Where are we headed? Answer: we are headed for elections. That is all that seems to matter. The media will soon lose interest, the bureaucracy will go into a hold mode, while politicians begin their campaigning for state elections and general elections and the banks will continue to do what they do, because they have been given more money to play with.

It is pertinent to remind bankers to recall that they are inheriters of the legacy of Lala Lajpat Rai who was one of the first promoters of Punjab National Bank. Or even more recently, of R.K Talwar, the trail blazing chairman of the State Bank of India, who during Emergency in 1976, told Sanjay Gandhi to take a walk! The Prime Minister's son wanted SBI to waive conditions for a loan to a cement making company whose CEO was a pal.
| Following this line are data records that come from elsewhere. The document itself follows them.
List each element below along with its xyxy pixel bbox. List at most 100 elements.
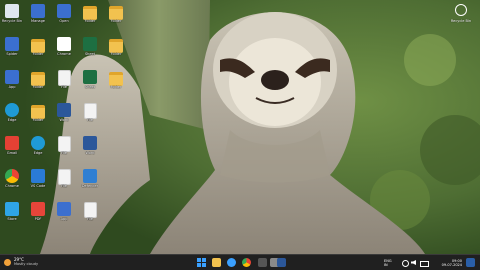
desktop-icon-label: Gmail [6,151,18,155]
desktop-icon-label: Store [7,217,17,221]
desktop-icon[interactable]: Folder [26,68,50,94]
desktop-icon-label: App [8,85,16,89]
desktop-icon-label: Word [59,118,69,122]
desktop-icon-label: Sheet [84,85,96,89]
desktop-icon[interactable]: VS Code [26,167,50,193]
desktop-icon[interactable]: Edge [26,134,50,160]
store-icon [5,202,19,216]
app-icon [31,4,45,18]
desktop-icon[interactable]: Sheet [78,35,102,61]
folder-icon [31,72,45,86]
desktop-icon-label: Spider [6,52,18,56]
document-icon [58,169,71,185]
weather-icon [4,259,11,266]
desktop-icon[interactable]: Open [52,2,76,28]
top-right-desktop-icon[interactable]: Recycle Bin [444,2,478,32]
desktop-icon[interactable]: Folder [26,101,50,127]
app-icon [57,202,71,216]
desktop-icon[interactable]: Folder [104,35,128,61]
taskbar: 29°C Mostly cloudy ENG IN 09:00 09-07-20… [0,254,480,270]
desktop-icon-label: Chrome [5,184,19,188]
desktop-icon[interactable]: Chrome [52,35,76,61]
desktop-icon[interactable]: App [52,200,76,226]
desktop-icon-label: Folder [32,52,44,56]
desktop-icon[interactable]: Edge [0,101,24,127]
desktop-icon[interactable]: Folder [104,68,128,94]
desktop-icon-label: Manage [31,19,45,23]
folder-icon [109,39,123,53]
desktop-icon-label: Folder [32,85,44,89]
document-icon [84,103,97,119]
desktop-icon-grid: Recycle Bin Manage Open Folder Folder Spider F… [0,0,480,254]
desktop-icon-label: File [87,118,93,122]
desktop-icon[interactable]: File [52,167,76,193]
desktop-icon[interactable]: Folder [104,2,128,28]
desktop-icon-label: Sheet [84,52,96,56]
word-icon[interactable] [277,258,286,267]
desktop-icon[interactable]: Sheet [78,68,102,94]
desktop-icon-label: Recycle Bin [1,19,23,23]
excel-icon [83,37,97,51]
google-icon [57,37,71,51]
windows-start-icon[interactable] [197,258,206,267]
desktop-icon[interactable]: Word [78,134,102,160]
top-right-icon-label: Recycle Bin [450,19,472,23]
app-icon [5,37,19,51]
desktop-icon[interactable]: PDF [26,200,50,226]
desktop-icon-label: Word [85,151,95,155]
document-icon [58,136,71,152]
excel-icon [83,70,97,84]
folder-icon [83,6,97,20]
notification-icon[interactable] [466,258,475,267]
desktop-icon[interactable]: Folder [26,35,50,61]
shield-icon [83,169,97,183]
desktop-icon-label: Folder [110,85,122,89]
gmail-icon [5,136,19,150]
desktop-icon-label: Chrome [57,52,71,56]
desktop-icon[interactable]: Defender [78,167,102,193]
document-icon [58,70,71,86]
desktop-icon[interactable]: Spider [0,35,24,61]
vscode-icon [31,169,45,183]
clock[interactable]: 09:00 09-07-2024 [440,259,462,267]
desktop-icon[interactable]: Folder [78,2,102,28]
desktop-icon[interactable]: Gmail [0,134,24,160]
word-icon [83,136,97,150]
desktop-icon-label: File [61,151,67,155]
system-tray-icons[interactable] [402,259,432,267]
desktop-icon-label: App [60,217,68,221]
volume-icon [411,260,416,265]
desktop-icon-label: Edge [7,118,17,122]
desktop-icon-label: File [61,85,67,89]
settings-circle-icon [455,4,467,16]
app-icon [5,70,19,84]
settings-icon[interactable] [258,258,267,267]
desktop-icon[interactable]: Word [52,101,76,127]
desktop-icon[interactable]: App [0,68,24,94]
desktop-icon-label: Defender [81,184,99,188]
desktop-icon-label: VS Code [30,184,46,188]
file-explorer-icon[interactable] [212,258,221,267]
desktop-icon[interactable]: Recycle Bin [0,2,24,28]
desktop-icon[interactable]: File [78,101,102,127]
desktop-icon-label: File [87,217,93,221]
desktop-icon-label: Edge [33,151,43,155]
desktop-icon[interactable]: File [78,200,102,226]
edge-icon [5,103,19,117]
wifi-icon [402,260,409,267]
desktop-icon[interactable]: File [52,68,76,94]
desktop-icon-label: File [61,184,67,188]
chrome-icon [5,169,19,183]
edge-icon[interactable] [227,258,236,267]
document-icon [84,202,97,218]
app-icon [57,4,71,18]
word-icon [57,103,71,117]
desktop-icon[interactable]: File [52,134,76,160]
weather-condition: Mostly cloudy [14,262,39,266]
folder-icon [109,72,123,86]
desktop-icon[interactable]: Store [0,200,24,226]
desktop-icon[interactable]: Manage [26,2,50,28]
desktop-icon[interactable]: Chrome [0,167,24,193]
chrome-icon[interactable] [242,258,251,267]
desktop-icon-label: Open [59,19,69,23]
Talwar said no and even refused to meet Sanjay Gandhi, saying he had no constitutional authority. Gandhi used every possible tool to fire Talwar, including the CBI (yes that caged parrot) and even a Parliament amendment to sack him.

That is the level of commitment that tax payers in this country deserve from its bankers. Bankers whose salary they pay for with their taxes. And those who have plundered the banks, which is the hard earned money of tax payers need to be brought to book immediately. The rogue bankers should be jailed and made to serve time. We need to see them suffer the consequences of their actions. If this doesn't happen soon, they will continue to gamble with public money.

Because these Public Sectors Banks have the security net of 'being too big to fail', the bankers are supremely confident that whichever government comes to power next, their jobs are safe and they will survive whatever wrong doings they do and abett. Bankers are being compensated for illogical risks they take with with public money, money which is ours, not theirs.

It is high time that their acts are treated as criminal offences, not merely financial irregularities. The abuse of public trust must not go unpunished. We expect this from the NDA government which came to power with the promise of cleaning corruption from governance.